En résumé, cette analyse met en lumière à travers le prisme de la sémiotique tensive les dilemmes existentiels du personnage principal face à un régime totalitaire étouffant.
Illustrons par quelques passages du texte de Tahar Djaout
– Tension vouloir-faire vs non-pouvoir-faire :
« Boualem aurait voulu, comme par le passé, prendre un transport public, sentir cette chaleur humaine qu’attisent le voisinage et les bavardages indélicats. Mais cette ville n’est plus la sienne. »
– Intensité passionnelle :
« Soudain, Boualem est obligé de ralentir. Un bouchon interminable s’est formé devant lui ; il ne peut, en dépit de ses efforts, en voir le bout. Son ralentissement progressif ne tarde pas à se transformer en immobilisation. »
– Extensité spatiale : « La première pierre à l’atteindre a été lancée par une fille. Douze ans, pas plus. Mais une fille déjà mûre, une personne du temps présent, installée dans la logique limpide de l’exclusion et de la lapidation. »

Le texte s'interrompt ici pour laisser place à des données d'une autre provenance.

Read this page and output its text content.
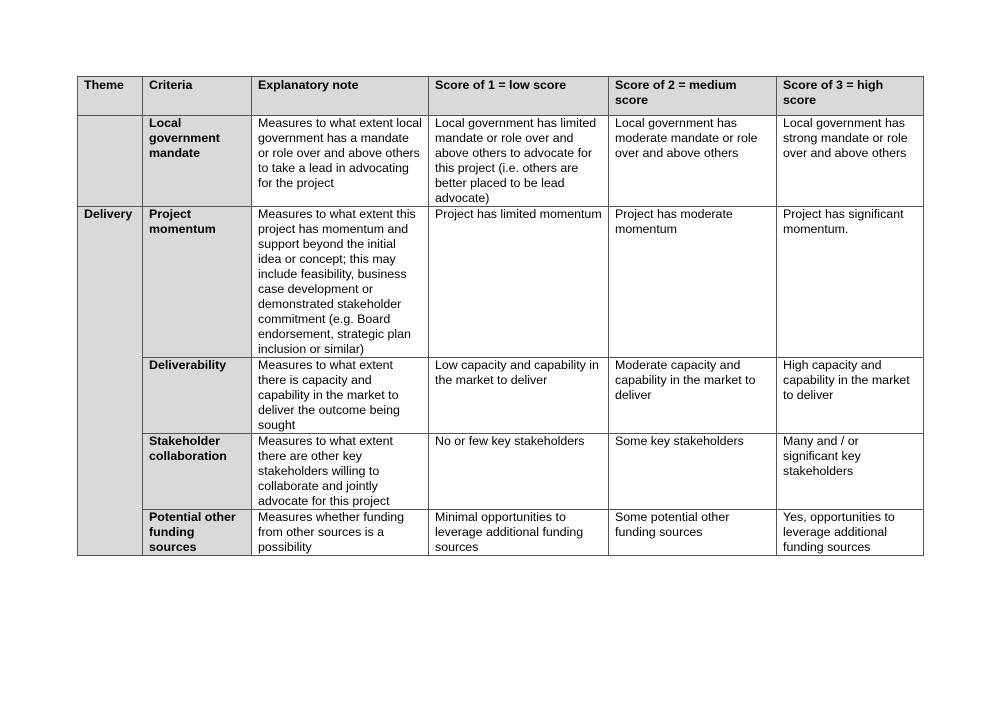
Theme	Criteria	Explanatory note	Score of 1 = low score	Score of 2 = medium score	Score of 3 = high score
	Local government mandate	Measures to what extent local government has a mandate or role over and above others to take a lead in advocating for the project	Local government has limited mandate or role over and above others to advocate for this project (i.e. others are better placed to be lead advocate)	Local government has moderate mandate or role over and above others	Local government has strong mandate or role over and above others
Delivery	Project momentum	Measures to what extent this project has momentum and support beyond the initial idea or concept; this may include feasibility, business case development or demonstrated stakeholder commitment (e.g. Board endorsement, strategic plan inclusion or similar)	Project has limited momentum	Project has moderate momentum	Project has significant momentum.
	Deliverability	Measures to what extent there is capacity and capability in the market to deliver the outcome being sought	Low capacity and capability in the market to deliver	Moderate capacity and capability in the market to deliver	High capacity and capability in the market to deliver
	Stakeholder collaboration	Measures to what extent there are other key stakeholders willing to collaborate and jointly advocate for this project	No or few key stakeholders	Some key stakeholders	Many and / or significant key stakeholders
	Potential other funding sources	Measures whether funding from other sources is a possibility	Minimal opportunities to leverage additional funding sources	Some potential other funding sources	Yes, opportunities to leverage additional funding sources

– Temporalité cyclique : « Le pays est entré dans une ère où l’on ne pose pas de question, car la question est fille de l’inquiétude ou de l’arrogance, toutes deux fruits de la tentation et aliments du sacrilège. »
– Tension vouloir-être vs non-pouvoir-être : « Boualem voudrait tant aujourd’hui repartir sur les traces de cette enfance démunie et merveilleuse. Mais il ne le pourra sans doute jamais. »
Ces extraits montrent bien les tensions, l’intensité dramatique, l’extension du contrôle et la dimension cyclique du roman.
Résumons : la principale thématique du roman Le Dernier Été de la raison est la lutte intérieure d’un individu face à un régime totalitaire qui impose l’obscurantisme et étouffe les libertés.
En termes sémiotiques tensifs, on peut reformuler ainsi cette thématique centrale :
– Une tension permanente entre le vouloir-être et le vouloir-faire du héros et le non-pouvoir-être/faire qui lui est imposé par la société dystopique.
– L’intensité dramatique des sentiments de révolte, de rage, de peur, de mélancolie ressentis face à l’oppression.
– L’extension spatiale inexorable du contrôle politique, idéologique et policier sur tous les espaces publics et privés.
– La temporalité à la fois cyclique (retour de la barbarie) et extensive (imminence angoissante de la catastrophe) de ce totalitarisme.
Tahar Djaout, la passion de l’espace dans « Les chercheurs d’os »
Au final, c’est le dilemme tragique entre résister ou se résigner qui est au cœur de la tension narrative et thématique, dans un univers concentrationnaire étouffant ne laissant aucune échappatoire réelle au héros.
La sémiotique tensive permet de reformuler de façon éclairante ce combat intime face à la négation des libertés et de la pensée critique, qui est la problématique fondamentale développée dans le roman.
La sémiotique de l’espace: dans « Le pèlerin des temps nouveaux », l’espace urbain est décrit comme déréglé, avec des lampadaires allumés en plein jour qui créent une « anachronie » spatiale. On peut y voir une dissolution des repères spatiaux habituels (extensité brouillée).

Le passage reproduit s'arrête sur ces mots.